Тогда, после встречи с Берией, товарищ Кузнецов все пенял мне: и чего я, дескать, заартачился? Лаврентий Павлович-де предлагал вам блестящее будущее! Жили бы в Москве, стали бы сотрудником «органов»…

А я все вспоминал, как однажды к нашему соседу в Гуре, Пинхасу Блумштейну, ворвались люди в штатском и застрелили его. Пинхас ввязался в политику, а это дело не только грязное, но и опасное. Таким людям, как Пинхас или я, в политике не место.

Надо быть таким же суровым и безжалостным, как Берия, к примеру, чтобы вращаться в высших сферах и чувствовать себя, как волк в лесу.

Кстати сказать, Берия мне понравился.
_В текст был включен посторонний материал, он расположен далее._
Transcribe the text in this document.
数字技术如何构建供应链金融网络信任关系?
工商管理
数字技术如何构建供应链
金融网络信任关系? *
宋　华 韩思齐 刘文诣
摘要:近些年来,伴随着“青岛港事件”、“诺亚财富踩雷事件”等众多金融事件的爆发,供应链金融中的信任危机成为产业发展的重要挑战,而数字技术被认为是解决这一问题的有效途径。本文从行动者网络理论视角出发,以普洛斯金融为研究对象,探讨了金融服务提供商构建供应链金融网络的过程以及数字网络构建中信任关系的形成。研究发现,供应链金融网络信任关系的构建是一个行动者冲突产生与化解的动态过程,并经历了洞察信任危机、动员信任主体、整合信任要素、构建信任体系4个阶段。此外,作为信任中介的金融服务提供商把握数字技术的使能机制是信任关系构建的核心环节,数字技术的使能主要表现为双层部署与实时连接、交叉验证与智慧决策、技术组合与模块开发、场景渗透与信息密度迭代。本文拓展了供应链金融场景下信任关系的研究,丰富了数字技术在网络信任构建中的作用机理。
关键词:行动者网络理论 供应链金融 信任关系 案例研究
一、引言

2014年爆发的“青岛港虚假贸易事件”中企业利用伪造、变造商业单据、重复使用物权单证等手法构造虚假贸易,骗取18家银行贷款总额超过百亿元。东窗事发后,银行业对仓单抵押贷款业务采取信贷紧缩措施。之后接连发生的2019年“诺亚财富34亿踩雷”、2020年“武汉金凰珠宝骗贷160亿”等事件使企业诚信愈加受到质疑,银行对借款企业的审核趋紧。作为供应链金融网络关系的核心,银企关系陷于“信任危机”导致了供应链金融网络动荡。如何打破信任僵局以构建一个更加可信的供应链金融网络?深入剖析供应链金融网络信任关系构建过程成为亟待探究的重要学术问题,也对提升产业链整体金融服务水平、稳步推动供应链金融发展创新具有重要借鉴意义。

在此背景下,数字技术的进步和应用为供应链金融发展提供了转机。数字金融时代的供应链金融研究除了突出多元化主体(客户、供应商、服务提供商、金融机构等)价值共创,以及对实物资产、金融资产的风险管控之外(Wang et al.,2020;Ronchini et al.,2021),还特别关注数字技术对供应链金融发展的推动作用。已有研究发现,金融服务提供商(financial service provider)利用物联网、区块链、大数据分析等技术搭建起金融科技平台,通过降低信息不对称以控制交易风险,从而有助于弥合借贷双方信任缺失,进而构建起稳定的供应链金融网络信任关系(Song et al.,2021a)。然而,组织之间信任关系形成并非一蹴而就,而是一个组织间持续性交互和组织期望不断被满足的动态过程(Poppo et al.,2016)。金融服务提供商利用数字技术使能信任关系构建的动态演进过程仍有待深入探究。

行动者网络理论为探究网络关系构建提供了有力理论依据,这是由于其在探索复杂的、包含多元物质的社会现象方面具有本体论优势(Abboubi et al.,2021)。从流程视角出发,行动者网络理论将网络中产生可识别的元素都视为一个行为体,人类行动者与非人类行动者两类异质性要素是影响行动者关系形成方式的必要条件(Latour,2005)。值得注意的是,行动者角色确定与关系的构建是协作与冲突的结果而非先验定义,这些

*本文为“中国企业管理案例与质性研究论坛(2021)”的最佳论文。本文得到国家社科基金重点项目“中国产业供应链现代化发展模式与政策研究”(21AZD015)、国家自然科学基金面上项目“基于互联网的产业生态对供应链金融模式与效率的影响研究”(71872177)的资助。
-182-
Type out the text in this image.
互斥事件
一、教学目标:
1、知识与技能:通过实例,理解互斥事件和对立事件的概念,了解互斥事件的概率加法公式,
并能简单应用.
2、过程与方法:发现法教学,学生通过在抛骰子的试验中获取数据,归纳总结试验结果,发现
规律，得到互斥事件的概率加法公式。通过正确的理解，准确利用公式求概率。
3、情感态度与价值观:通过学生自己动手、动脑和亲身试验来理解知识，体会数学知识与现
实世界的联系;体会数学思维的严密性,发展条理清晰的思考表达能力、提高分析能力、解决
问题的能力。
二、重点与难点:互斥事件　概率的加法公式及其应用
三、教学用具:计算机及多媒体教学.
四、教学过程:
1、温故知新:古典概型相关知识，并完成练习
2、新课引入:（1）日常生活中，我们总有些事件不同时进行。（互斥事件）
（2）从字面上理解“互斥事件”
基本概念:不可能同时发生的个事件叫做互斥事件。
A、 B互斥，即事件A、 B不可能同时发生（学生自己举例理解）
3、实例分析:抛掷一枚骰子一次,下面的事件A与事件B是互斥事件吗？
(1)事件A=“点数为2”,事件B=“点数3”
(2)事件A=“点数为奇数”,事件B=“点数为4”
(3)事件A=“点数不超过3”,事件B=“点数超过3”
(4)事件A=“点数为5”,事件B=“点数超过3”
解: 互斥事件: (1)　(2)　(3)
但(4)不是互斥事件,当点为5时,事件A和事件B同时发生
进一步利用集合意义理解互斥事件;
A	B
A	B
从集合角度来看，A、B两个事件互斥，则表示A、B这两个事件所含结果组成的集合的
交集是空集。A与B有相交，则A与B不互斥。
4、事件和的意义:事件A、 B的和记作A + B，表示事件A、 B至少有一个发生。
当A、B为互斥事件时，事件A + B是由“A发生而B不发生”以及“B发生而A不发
Я был в курсе того, что шепотком рассказывали о всесильном наркоме — и жестокий он, и бабник, и то, и се…

А я видел — и не только глазами! — совсем другого человека, чей образ испоганили слухи.

Да, Берия был беспощаден к врагам СССР, так ведь это его прямые обязанности, его долг, наконец! Но в нем не чувствовалась та склонность к садизму, равнодушие к чужой жизни, чем обладал Цанава.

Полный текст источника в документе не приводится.